Die meisten Politiker schienen gestern in Brüssel nur zu hören, was sie hören wollten. Der konservative Europaabgeordnete Karl von Wogau erinnerte daran, dass die Erweiterung der Gemeinschaft gestoppt werden müsse, wenn nicht sichergestellt sei, dass die Union innerlich bereit sei, neue Mitglieder aufzunehmen. Auch der EVP-Fraktionschef Hans-Gerd Pöttering wertete das Ergebnis des französischen Referendums als Absage in Richtung Türkei.

„Frankreich kann nicht für ganz Europa entscheiden“, sagte der sozialistische Abgeordnete Richard Corbett und forderte ebenfalls, die Ratifizierung fortzusetzen. Der Sozialdemokrat Klaus Hänsch erinnerte daran, dass sich die Staats- und Regierungschefs darauf geeinigt hatten, die Abstimmungen in allen Staaten bis Ende 2006 über die Bühne zu bringen. Sollten bis dahin vier Fünftel, also 20 Staaten, mit Ja gestimmt haben, muss ein Sonderrat zusammentreten. „Bis dahin wird Frankreich sich auf seine besondere Verantwortung für die Zukunft der EU besinnen“, beschwor Hänsch.

Der liberale Europaabgeordnete Alexander Graf Lambsdorff forderte eine Sondersitzung des Europäischen Rates. Man könne mit dem Ratifizierungsprozess nicht einfach weitermachen, sonst fühlten sich die Bürger nicht ernst genommen. Einige konservative Abgeordnete teilen diese Sicht, während andere am beschlossenen Ablauf festhalten wollen. Der CSU-Mann Ingo Friedrich sagte, der Beitritt Rumäniens und Bulgariens gehöre auf den Prüfstand. Dagegen sieht er keine Probleme, das Amt des europäischen Außenministers „aufgrund der Möglichkeiten interinstitutioneller Übereinkommen auch ohne neue Verträge“ zu schaffen.

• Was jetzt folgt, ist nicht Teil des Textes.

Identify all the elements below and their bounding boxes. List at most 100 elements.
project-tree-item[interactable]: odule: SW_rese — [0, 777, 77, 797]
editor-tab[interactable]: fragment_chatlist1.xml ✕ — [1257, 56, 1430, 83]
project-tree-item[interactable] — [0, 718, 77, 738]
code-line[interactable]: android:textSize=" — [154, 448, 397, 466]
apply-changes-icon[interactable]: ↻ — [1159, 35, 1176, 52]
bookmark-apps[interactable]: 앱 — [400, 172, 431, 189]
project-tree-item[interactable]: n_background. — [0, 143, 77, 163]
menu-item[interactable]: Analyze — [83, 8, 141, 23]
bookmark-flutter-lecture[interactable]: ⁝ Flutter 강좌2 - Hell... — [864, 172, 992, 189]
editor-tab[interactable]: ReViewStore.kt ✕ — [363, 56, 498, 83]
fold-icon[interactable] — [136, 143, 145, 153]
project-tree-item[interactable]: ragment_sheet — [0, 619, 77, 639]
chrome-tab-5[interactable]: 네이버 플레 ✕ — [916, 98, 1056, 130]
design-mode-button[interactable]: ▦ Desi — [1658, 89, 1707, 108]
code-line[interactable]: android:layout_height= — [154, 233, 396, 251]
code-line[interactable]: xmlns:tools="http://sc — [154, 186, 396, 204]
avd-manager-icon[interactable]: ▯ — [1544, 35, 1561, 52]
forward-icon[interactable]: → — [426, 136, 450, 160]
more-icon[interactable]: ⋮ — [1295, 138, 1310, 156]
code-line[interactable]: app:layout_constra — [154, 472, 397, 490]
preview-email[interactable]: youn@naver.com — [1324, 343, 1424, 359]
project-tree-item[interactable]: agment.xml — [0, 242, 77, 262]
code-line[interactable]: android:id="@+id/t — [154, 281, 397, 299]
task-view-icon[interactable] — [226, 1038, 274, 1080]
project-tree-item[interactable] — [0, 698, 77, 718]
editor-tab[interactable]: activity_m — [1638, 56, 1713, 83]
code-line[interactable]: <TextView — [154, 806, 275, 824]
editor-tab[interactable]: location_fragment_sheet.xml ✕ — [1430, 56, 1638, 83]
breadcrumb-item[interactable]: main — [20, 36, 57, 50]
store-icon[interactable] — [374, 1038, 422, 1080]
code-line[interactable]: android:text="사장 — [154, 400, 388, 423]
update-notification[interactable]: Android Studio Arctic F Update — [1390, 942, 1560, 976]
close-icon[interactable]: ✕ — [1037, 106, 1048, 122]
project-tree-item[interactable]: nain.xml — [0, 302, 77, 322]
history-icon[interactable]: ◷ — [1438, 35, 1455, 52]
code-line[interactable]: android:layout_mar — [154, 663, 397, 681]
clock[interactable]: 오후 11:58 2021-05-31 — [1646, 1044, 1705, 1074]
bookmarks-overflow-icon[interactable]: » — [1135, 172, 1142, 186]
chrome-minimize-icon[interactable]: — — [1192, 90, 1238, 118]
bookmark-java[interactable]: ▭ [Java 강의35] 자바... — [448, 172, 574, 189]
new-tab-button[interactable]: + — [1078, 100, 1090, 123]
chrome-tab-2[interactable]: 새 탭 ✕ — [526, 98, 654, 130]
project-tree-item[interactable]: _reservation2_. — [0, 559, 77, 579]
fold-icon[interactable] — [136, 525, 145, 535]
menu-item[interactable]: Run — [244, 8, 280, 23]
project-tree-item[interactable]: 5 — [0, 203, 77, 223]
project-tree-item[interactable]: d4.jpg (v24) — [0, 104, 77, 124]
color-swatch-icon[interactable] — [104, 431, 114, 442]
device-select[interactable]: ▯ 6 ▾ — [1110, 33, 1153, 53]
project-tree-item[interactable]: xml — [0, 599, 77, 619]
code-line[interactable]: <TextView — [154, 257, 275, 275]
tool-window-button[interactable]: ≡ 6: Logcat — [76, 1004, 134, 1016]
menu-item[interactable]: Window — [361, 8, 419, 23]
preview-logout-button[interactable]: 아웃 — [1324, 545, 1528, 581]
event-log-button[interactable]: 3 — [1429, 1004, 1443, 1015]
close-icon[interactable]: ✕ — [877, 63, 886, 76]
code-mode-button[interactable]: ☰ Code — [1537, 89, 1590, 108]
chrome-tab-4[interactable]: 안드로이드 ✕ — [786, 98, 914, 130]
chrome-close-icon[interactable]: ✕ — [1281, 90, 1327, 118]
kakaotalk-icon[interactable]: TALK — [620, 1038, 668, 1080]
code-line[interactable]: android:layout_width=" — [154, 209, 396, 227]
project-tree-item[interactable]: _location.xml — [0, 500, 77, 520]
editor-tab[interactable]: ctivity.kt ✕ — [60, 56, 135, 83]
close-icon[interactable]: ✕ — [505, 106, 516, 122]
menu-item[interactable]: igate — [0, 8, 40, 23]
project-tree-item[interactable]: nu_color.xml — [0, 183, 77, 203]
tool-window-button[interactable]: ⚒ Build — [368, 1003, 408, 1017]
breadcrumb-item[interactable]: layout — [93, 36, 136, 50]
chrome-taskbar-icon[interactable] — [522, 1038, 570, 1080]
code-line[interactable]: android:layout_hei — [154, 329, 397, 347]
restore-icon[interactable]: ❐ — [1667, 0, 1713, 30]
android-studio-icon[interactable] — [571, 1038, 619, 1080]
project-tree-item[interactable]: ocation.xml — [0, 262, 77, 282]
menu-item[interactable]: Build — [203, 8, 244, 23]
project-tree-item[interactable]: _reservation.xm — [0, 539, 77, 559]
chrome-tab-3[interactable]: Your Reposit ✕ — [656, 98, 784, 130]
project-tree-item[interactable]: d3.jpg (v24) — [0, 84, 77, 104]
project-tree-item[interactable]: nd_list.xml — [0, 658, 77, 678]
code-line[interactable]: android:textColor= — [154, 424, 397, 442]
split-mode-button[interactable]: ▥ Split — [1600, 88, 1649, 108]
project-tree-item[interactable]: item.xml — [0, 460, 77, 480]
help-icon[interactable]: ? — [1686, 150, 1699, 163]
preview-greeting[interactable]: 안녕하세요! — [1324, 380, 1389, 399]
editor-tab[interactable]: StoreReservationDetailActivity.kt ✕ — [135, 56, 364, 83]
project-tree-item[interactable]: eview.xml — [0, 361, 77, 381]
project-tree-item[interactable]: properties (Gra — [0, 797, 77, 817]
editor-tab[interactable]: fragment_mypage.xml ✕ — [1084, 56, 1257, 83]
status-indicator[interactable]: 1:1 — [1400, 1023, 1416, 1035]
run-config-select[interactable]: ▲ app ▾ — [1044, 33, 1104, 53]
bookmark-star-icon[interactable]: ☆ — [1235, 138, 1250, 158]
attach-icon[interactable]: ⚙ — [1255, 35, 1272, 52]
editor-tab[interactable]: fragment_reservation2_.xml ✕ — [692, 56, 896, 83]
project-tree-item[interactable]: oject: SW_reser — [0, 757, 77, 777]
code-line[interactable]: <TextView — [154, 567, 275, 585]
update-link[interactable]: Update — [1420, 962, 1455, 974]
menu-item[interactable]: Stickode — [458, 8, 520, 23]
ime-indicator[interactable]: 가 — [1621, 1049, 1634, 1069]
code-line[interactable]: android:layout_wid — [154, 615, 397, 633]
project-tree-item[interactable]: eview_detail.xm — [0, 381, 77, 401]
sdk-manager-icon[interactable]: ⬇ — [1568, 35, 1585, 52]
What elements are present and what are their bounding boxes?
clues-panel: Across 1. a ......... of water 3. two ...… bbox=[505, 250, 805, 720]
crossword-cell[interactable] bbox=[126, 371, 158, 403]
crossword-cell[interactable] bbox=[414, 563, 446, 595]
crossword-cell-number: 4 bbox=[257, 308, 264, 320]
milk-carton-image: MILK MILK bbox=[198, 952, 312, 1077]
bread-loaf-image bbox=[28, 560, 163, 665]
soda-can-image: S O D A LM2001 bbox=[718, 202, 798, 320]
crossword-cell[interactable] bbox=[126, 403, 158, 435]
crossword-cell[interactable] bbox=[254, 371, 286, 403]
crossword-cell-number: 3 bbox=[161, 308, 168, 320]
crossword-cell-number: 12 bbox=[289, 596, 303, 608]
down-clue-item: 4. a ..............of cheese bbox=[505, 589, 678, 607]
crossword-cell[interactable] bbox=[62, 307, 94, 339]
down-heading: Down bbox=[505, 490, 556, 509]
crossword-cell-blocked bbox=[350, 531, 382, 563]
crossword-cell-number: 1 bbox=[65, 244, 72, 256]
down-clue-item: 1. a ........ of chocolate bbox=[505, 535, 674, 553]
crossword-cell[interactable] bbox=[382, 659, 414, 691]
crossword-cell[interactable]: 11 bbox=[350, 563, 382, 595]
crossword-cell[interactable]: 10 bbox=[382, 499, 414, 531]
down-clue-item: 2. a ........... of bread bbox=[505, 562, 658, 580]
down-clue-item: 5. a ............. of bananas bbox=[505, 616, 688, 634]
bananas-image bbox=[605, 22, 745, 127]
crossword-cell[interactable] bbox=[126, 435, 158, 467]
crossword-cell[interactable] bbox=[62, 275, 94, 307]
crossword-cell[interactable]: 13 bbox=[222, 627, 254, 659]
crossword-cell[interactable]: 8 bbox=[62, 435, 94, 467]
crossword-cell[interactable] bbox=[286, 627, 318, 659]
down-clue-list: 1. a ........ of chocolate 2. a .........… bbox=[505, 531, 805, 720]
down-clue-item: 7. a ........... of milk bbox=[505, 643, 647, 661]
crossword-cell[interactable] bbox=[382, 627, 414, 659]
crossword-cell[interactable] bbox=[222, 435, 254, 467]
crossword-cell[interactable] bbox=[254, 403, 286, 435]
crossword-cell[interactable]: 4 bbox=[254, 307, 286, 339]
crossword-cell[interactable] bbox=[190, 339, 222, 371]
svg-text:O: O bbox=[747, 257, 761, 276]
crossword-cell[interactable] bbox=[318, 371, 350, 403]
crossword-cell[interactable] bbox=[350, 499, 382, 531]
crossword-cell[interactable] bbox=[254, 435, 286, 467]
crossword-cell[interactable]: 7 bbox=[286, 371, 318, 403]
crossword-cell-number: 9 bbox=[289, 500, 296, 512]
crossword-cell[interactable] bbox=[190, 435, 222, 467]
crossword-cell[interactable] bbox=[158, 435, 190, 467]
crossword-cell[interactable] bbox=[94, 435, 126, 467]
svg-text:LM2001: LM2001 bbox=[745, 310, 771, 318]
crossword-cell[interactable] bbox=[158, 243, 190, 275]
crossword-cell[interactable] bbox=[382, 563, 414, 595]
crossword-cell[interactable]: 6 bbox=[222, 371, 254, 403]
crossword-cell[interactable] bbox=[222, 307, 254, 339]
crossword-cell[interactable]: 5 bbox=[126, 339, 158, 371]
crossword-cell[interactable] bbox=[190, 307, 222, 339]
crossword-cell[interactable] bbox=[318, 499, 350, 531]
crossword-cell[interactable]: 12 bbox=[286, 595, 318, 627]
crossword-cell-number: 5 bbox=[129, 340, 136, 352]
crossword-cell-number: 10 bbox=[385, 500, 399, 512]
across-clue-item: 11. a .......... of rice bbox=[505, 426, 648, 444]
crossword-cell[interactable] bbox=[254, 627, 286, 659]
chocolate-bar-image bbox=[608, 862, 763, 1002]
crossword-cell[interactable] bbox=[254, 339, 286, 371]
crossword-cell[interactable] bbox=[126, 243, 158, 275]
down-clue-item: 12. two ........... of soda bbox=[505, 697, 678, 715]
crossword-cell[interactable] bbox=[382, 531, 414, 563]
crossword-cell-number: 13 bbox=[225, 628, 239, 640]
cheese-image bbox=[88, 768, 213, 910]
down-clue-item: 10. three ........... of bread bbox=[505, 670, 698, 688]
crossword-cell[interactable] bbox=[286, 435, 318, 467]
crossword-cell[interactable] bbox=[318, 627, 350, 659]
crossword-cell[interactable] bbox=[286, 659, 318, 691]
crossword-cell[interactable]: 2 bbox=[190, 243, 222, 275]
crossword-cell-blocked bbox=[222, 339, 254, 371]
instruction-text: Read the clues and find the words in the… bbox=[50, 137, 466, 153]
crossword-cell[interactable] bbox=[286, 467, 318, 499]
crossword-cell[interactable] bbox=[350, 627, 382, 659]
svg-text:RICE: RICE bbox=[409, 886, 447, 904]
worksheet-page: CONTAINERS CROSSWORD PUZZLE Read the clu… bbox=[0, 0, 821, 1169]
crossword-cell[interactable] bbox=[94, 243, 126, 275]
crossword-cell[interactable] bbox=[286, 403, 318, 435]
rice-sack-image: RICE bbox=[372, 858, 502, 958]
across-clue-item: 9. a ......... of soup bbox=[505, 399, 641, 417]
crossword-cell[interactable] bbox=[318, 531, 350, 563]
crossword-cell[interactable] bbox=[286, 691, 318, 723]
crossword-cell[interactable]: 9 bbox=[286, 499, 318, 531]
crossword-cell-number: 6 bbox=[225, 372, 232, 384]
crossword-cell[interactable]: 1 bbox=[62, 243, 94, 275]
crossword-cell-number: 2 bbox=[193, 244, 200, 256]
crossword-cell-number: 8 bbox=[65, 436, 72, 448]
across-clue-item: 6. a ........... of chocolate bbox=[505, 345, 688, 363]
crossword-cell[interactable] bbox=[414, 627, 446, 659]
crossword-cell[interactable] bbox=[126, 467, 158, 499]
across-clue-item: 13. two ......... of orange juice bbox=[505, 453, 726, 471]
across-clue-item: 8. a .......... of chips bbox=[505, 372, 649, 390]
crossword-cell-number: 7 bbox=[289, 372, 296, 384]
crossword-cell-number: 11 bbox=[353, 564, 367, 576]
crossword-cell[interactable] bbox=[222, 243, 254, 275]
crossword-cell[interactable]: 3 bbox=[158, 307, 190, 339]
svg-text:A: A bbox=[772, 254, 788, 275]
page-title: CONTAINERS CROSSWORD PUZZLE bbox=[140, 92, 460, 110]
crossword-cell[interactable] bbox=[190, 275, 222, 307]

Das Meinungsbild in Brüssel ist also ähnlich diffus wie das im Lager der EU-Gegner in Frankreich. Sicher ist nur, dass die Verfassungskrise beim Gipfeltreffen am 16. und 17. Juni in Brüssel die Hauptrolle spielen wird. Damit geraten die Finanzverhandlungen ins Hintertreffen. Da sich schon jetzt abzeichnet, dass der Zeitplan nicht einzuhalten ist, werden viele mit EU-Geld geförderte Projekte in den neuen Mitgliedsländern und Ostdeutschland ab 2007 auf Eis liegen.